On 13 December 1938 ONCE, an organisation to provide assistance to blind people in Spain, was created.
A government decree endorsed its foundation and granted the then national organisation of the blind the right to sell the so-called "pro-blind" lottery tickets, to provide members with a livelihood. The very first draw was held on 8 May 1939.
ONCE stands for Organización Nacional de Ciegos Españoles (national organisation for Spanish blind people).
Although ONCE now has several gambling products available, the organisation's traditional product is the charity lottery ticket known throughout Spain as the 'cupón'.
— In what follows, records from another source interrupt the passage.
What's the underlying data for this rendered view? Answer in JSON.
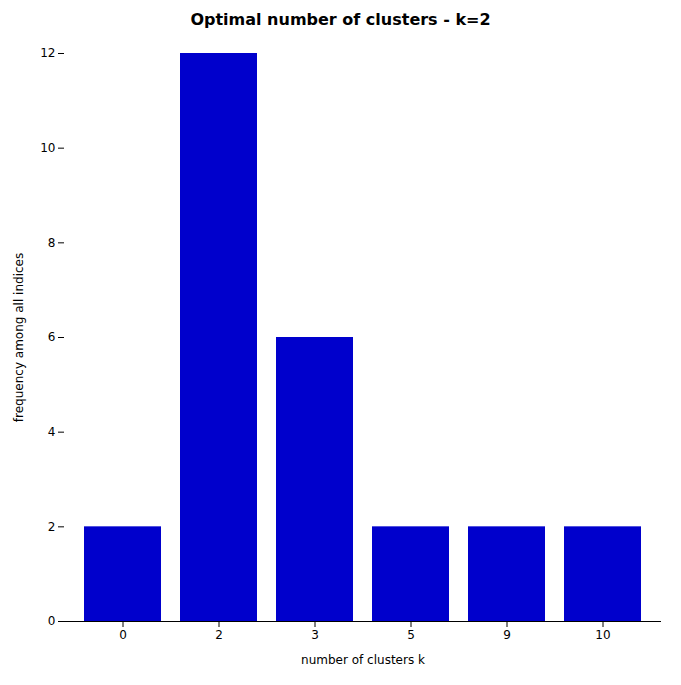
{
  "chart_data": {
    "type": "bar",
    "title": "Optimal number of clusters - k=2",
    "xlabel": "number of clusters k",
    "ylabel": "frequency among all indices",
    "categories": [
      "0",
      "2",
      "3",
      "5",
      "9",
      "10"
    ],
    "values": [
      2,
      12,
      6,
      2,
      2,
      2
    ],
    "color": "#0000CC",
    "ylim": [
      0,
      12
    ],
    "yticks": [
      0,
      2,
      4,
      6,
      8,
      10,
      12
    ],
    "grid": false
  }
}
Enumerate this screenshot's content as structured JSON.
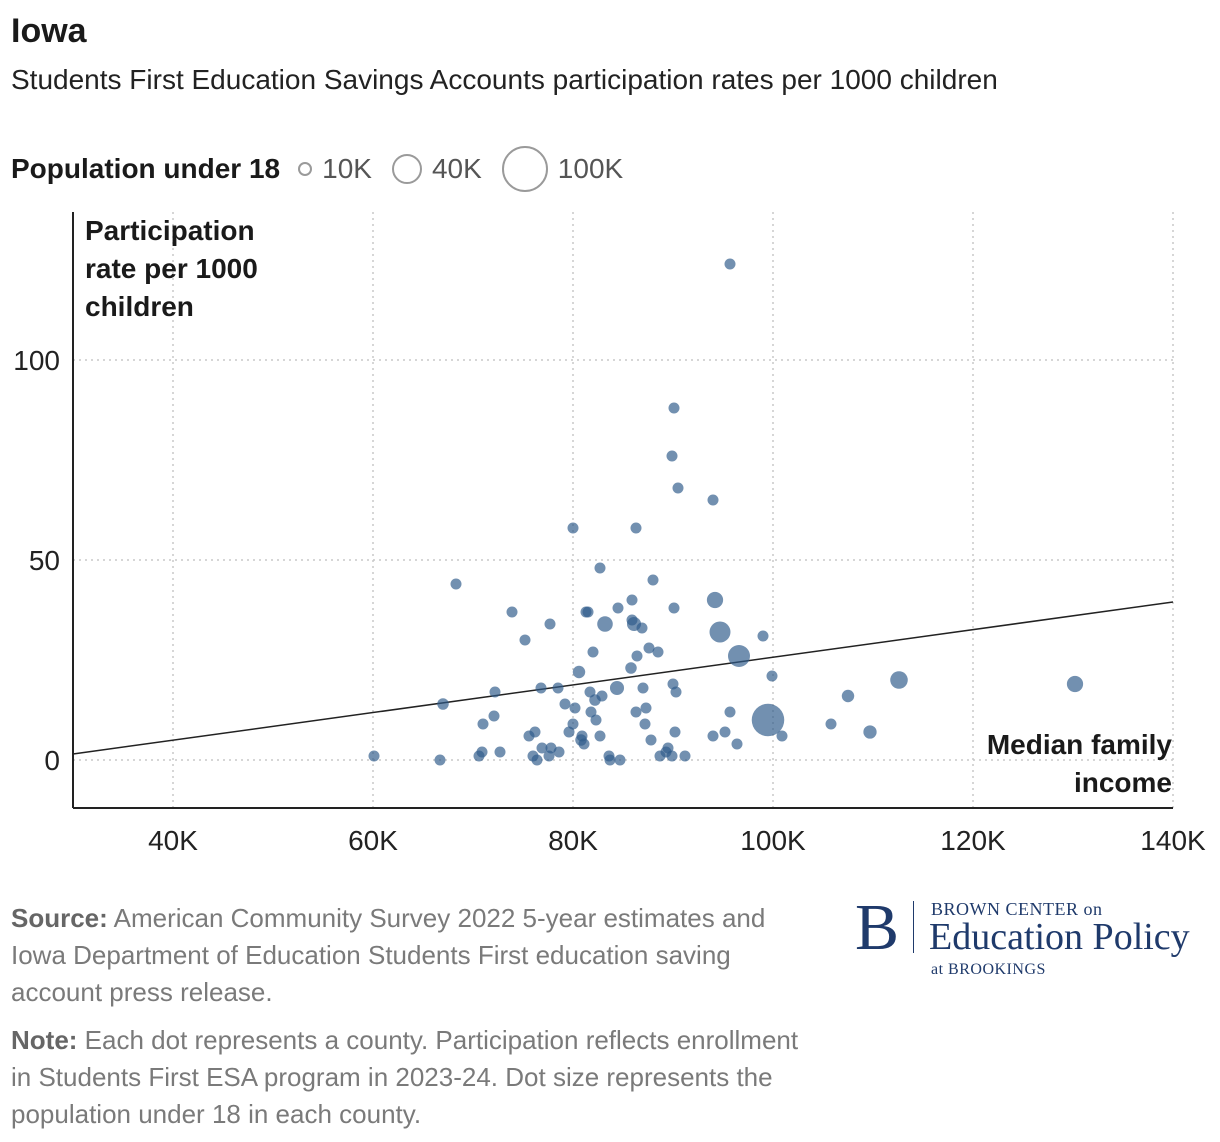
{
  "header": {
    "title": "Iowa",
    "subtitle": "Students First Education Savings Accounts participation rates per 1000 children"
  },
  "legend": {
    "title": "Population under 18",
    "items": [
      {
        "label": "10K",
        "value": 10000
      },
      {
        "label": "40K",
        "value": 40000
      },
      {
        "label": "100K",
        "value": 100000
      }
    ]
  },
  "colors": {
    "dot": "#2f5c8a",
    "trend": "#222222",
    "grid": "#c8c8c8",
    "axis": "#222222"
  },
  "chart_data": {
    "type": "scatter",
    "title": "Students First Education Savings Accounts participation rates per 1000 children",
    "xlabel": "Median family income",
    "ylabel": "Participation rate per 1000 children",
    "xlim": [
      30000,
      140000
    ],
    "ylim": [
      -12,
      137
    ],
    "xticks": [
      {
        "value": 40000,
        "label": "40K"
      },
      {
        "value": 60000,
        "label": "60K"
      },
      {
        "value": 80000,
        "label": "80K"
      },
      {
        "value": 100000,
        "label": "100K"
      },
      {
        "value": 120000,
        "label": "120K"
      },
      {
        "value": 140000,
        "label": "140K"
      }
    ],
    "yticks": [
      {
        "value": 0,
        "label": "0"
      },
      {
        "value": 50,
        "label": "50"
      },
      {
        "value": 100,
        "label": "100"
      }
    ],
    "trendline": {
      "x": [
        30000,
        140000
      ],
      "y": [
        1.5,
        39.5
      ]
    },
    "size_variable": "Population under 18",
    "points": [
      {
        "x": 60100,
        "y": 1,
        "pop": 2500
      },
      {
        "x": 66700,
        "y": 0,
        "pop": 2500
      },
      {
        "x": 67000,
        "y": 14,
        "pop": 6000
      },
      {
        "x": 68300,
        "y": 44,
        "pop": 3000
      },
      {
        "x": 70600,
        "y": 1,
        "pop": 3000
      },
      {
        "x": 70900,
        "y": 2,
        "pop": 2500
      },
      {
        "x": 71000,
        "y": 9,
        "pop": 3500
      },
      {
        "x": 72100,
        "y": 11,
        "pop": 3000
      },
      {
        "x": 72200,
        "y": 17,
        "pop": 3000
      },
      {
        "x": 72700,
        "y": 2,
        "pop": 3000
      },
      {
        "x": 73900,
        "y": 37,
        "pop": 4000
      },
      {
        "x": 75200,
        "y": 30,
        "pop": 4500
      },
      {
        "x": 75600,
        "y": 6,
        "pop": 2500
      },
      {
        "x": 76000,
        "y": 1,
        "pop": 3000
      },
      {
        "x": 76200,
        "y": 7,
        "pop": 3000
      },
      {
        "x": 76400,
        "y": 0,
        "pop": 2500
      },
      {
        "x": 76800,
        "y": 18,
        "pop": 5000
      },
      {
        "x": 76900,
        "y": 3,
        "pop": 3000
      },
      {
        "x": 77600,
        "y": 1,
        "pop": 3500
      },
      {
        "x": 77700,
        "y": 34,
        "pop": 3500
      },
      {
        "x": 77800,
        "y": 3,
        "pop": 3000
      },
      {
        "x": 78500,
        "y": 18,
        "pop": 3500
      },
      {
        "x": 78600,
        "y": 2,
        "pop": 3000
      },
      {
        "x": 79200,
        "y": 14,
        "pop": 3000
      },
      {
        "x": 79600,
        "y": 7,
        "pop": 3000
      },
      {
        "x": 80000,
        "y": 58,
        "pop": 3000
      },
      {
        "x": 80000,
        "y": 9,
        "pop": 3000
      },
      {
        "x": 80200,
        "y": 13,
        "pop": 3000
      },
      {
        "x": 80600,
        "y": 22,
        "pop": 7000
      },
      {
        "x": 80800,
        "y": 5,
        "pop": 6000
      },
      {
        "x": 80900,
        "y": 6,
        "pop": 5000
      },
      {
        "x": 81100,
        "y": 4,
        "pop": 3000
      },
      {
        "x": 81300,
        "y": 37,
        "pop": 4500
      },
      {
        "x": 81500,
        "y": 37,
        "pop": 3500
      },
      {
        "x": 81700,
        "y": 17,
        "pop": 5500
      },
      {
        "x": 81800,
        "y": 12,
        "pop": 3000
      },
      {
        "x": 82000,
        "y": 27,
        "pop": 2500
      },
      {
        "x": 82200,
        "y": 15,
        "pop": 6000
      },
      {
        "x": 82300,
        "y": 10,
        "pop": 3500
      },
      {
        "x": 82700,
        "y": 48,
        "pop": 5000
      },
      {
        "x": 82700,
        "y": 6,
        "pop": 2500
      },
      {
        "x": 82900,
        "y": 16,
        "pop": 3500
      },
      {
        "x": 83200,
        "y": 34,
        "pop": 11000
      },
      {
        "x": 83600,
        "y": 1,
        "pop": 3000
      },
      {
        "x": 83700,
        "y": 0,
        "pop": 4000
      },
      {
        "x": 84400,
        "y": 18,
        "pop": 9000
      },
      {
        "x": 84500,
        "y": 38,
        "pop": 3500
      },
      {
        "x": 84700,
        "y": 0,
        "pop": 3000
      },
      {
        "x": 85800,
        "y": 23,
        "pop": 6000
      },
      {
        "x": 85900,
        "y": 40,
        "pop": 5000
      },
      {
        "x": 85900,
        "y": 35,
        "pop": 5000
      },
      {
        "x": 86100,
        "y": 34,
        "pop": 9000
      },
      {
        "x": 86300,
        "y": 58,
        "pop": 3000
      },
      {
        "x": 86300,
        "y": 12,
        "pop": 3000
      },
      {
        "x": 86400,
        "y": 26,
        "pop": 5000
      },
      {
        "x": 86900,
        "y": 33,
        "pop": 4000
      },
      {
        "x": 87000,
        "y": 18,
        "pop": 4500
      },
      {
        "x": 87200,
        "y": 9,
        "pop": 3500
      },
      {
        "x": 87300,
        "y": 13,
        "pop": 3500
      },
      {
        "x": 87600,
        "y": 28,
        "pop": 4000
      },
      {
        "x": 87800,
        "y": 5,
        "pop": 3000
      },
      {
        "x": 88000,
        "y": 45,
        "pop": 3000
      },
      {
        "x": 88500,
        "y": 27,
        "pop": 3500
      },
      {
        "x": 88700,
        "y": 1,
        "pop": 3500
      },
      {
        "x": 89300,
        "y": 2,
        "pop": 4000
      },
      {
        "x": 89500,
        "y": 3,
        "pop": 3500
      },
      {
        "x": 89900,
        "y": 76,
        "pop": 3000
      },
      {
        "x": 89900,
        "y": 1,
        "pop": 4000
      },
      {
        "x": 90000,
        "y": 19,
        "pop": 3000
      },
      {
        "x": 90100,
        "y": 38,
        "pop": 5000
      },
      {
        "x": 90100,
        "y": 88,
        "pop": 3500
      },
      {
        "x": 90200,
        "y": 7,
        "pop": 3500
      },
      {
        "x": 90300,
        "y": 17,
        "pop": 4500
      },
      {
        "x": 90500,
        "y": 68,
        "pop": 3500
      },
      {
        "x": 91200,
        "y": 1,
        "pop": 2500
      },
      {
        "x": 94000,
        "y": 65,
        "pop": 4000
      },
      {
        "x": 94000,
        "y": 6,
        "pop": 3000
      },
      {
        "x": 94200,
        "y": 40,
        "pop": 12000
      },
      {
        "x": 94700,
        "y": 32,
        "pop": 20000
      },
      {
        "x": 95200,
        "y": 7,
        "pop": 3000
      },
      {
        "x": 95700,
        "y": 124,
        "pop": 5000
      },
      {
        "x": 95700,
        "y": 12,
        "pop": 4500
      },
      {
        "x": 96400,
        "y": 4,
        "pop": 3000
      },
      {
        "x": 96600,
        "y": 26,
        "pop": 22000
      },
      {
        "x": 99000,
        "y": 31,
        "pop": 4000
      },
      {
        "x": 99500,
        "y": 10,
        "pop": 48000
      },
      {
        "x": 99900,
        "y": 21,
        "pop": 4000
      },
      {
        "x": 100900,
        "y": 6,
        "pop": 3500
      },
      {
        "x": 105800,
        "y": 9,
        "pop": 4000
      },
      {
        "x": 107500,
        "y": 16,
        "pop": 7000
      },
      {
        "x": 109700,
        "y": 7,
        "pop": 8000
      },
      {
        "x": 112600,
        "y": 20,
        "pop": 14000
      },
      {
        "x": 130200,
        "y": 19,
        "pop": 12000
      }
    ]
  },
  "axis_titles": {
    "y_line1": "Participation",
    "y_line2": "rate per 1000",
    "y_line3": "children",
    "x_line1": "Median family",
    "x_line2": "income"
  },
  "footer": {
    "source_label": "Source:",
    "source_text": "American Community Survey 2022 5-year estimates and Iowa Department of Education Students First education saving account press release.",
    "note_label": "Note:",
    "note_text": "Each dot represents a county. Participation reflects enrollment in Students First ESA program in 2023-24. Dot size represents the population under 18 in each county."
  },
  "brand": {
    "letter": "B",
    "top": "BROWN CENTER on",
    "main": "Education Policy",
    "bottom": "at BROOKINGS"
  }
}
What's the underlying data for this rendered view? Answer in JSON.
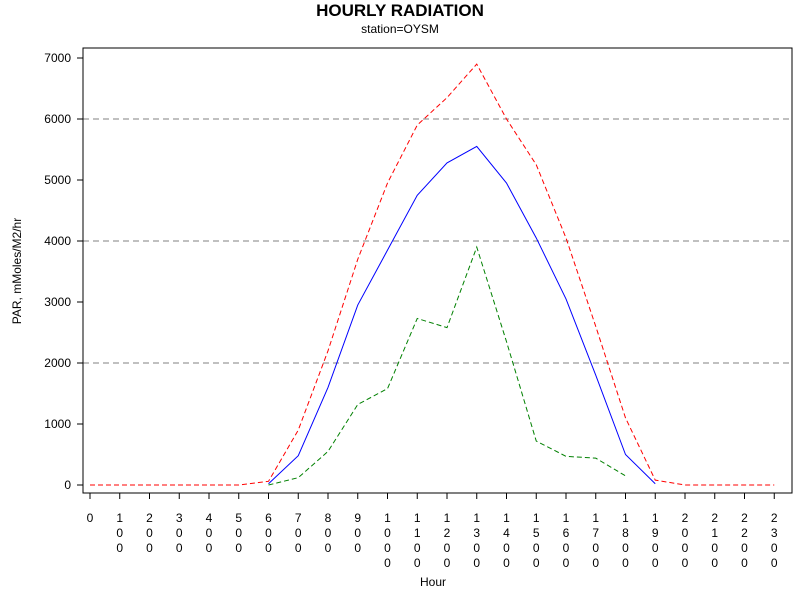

Sales of the ticket are the main source of income for ONCE and can carry huge tax-exempt cash prizes. The draw has different tickets for different days of the week, a special weekend ticket as well as special tickets with higher prizes at different times of year.
The draw has for many years been broadcast live every night on Spanish TV channels, including Telecinco, Cuatro and CNN+. From January 3, 2017, it has been shown on the Spanish television channel La 1.
The basic graphic designs on the cupón are always the same, but the theme changes to correspond to current events, for example when the Euro became legal tender in 2002, or cultural references such as national or local monuments. Collecting old issues of the cupón has become a hobby for many people in Spain.
In September 2013, coinciding with the organisation's 75th anniversary, ONCE was awarded Spain's Príncipe de Asturias prize for Concord. From 1989 to 2003 ONCE sponsored one of Spain's leading cycling teams.
As of September 2013, membership of the organisation was 71,460 people, of whom 40 per cent were over the age of 65.
ONCE, whose work includes providing guide dogs for blind and visually impaired people, is made up of three pillars: the Directorate-General; the Foundation; and CEOSA, ONCE's business corporation. This employs over 136,000 staff, of whom 88.5 per cent are people with disabilities.
ONCE continues to raise funds to provide services for the blind and people with serious visual impairment, as well as those with other disabilities, and sellers are a familiar sight in all Spanish towns, cities and villages.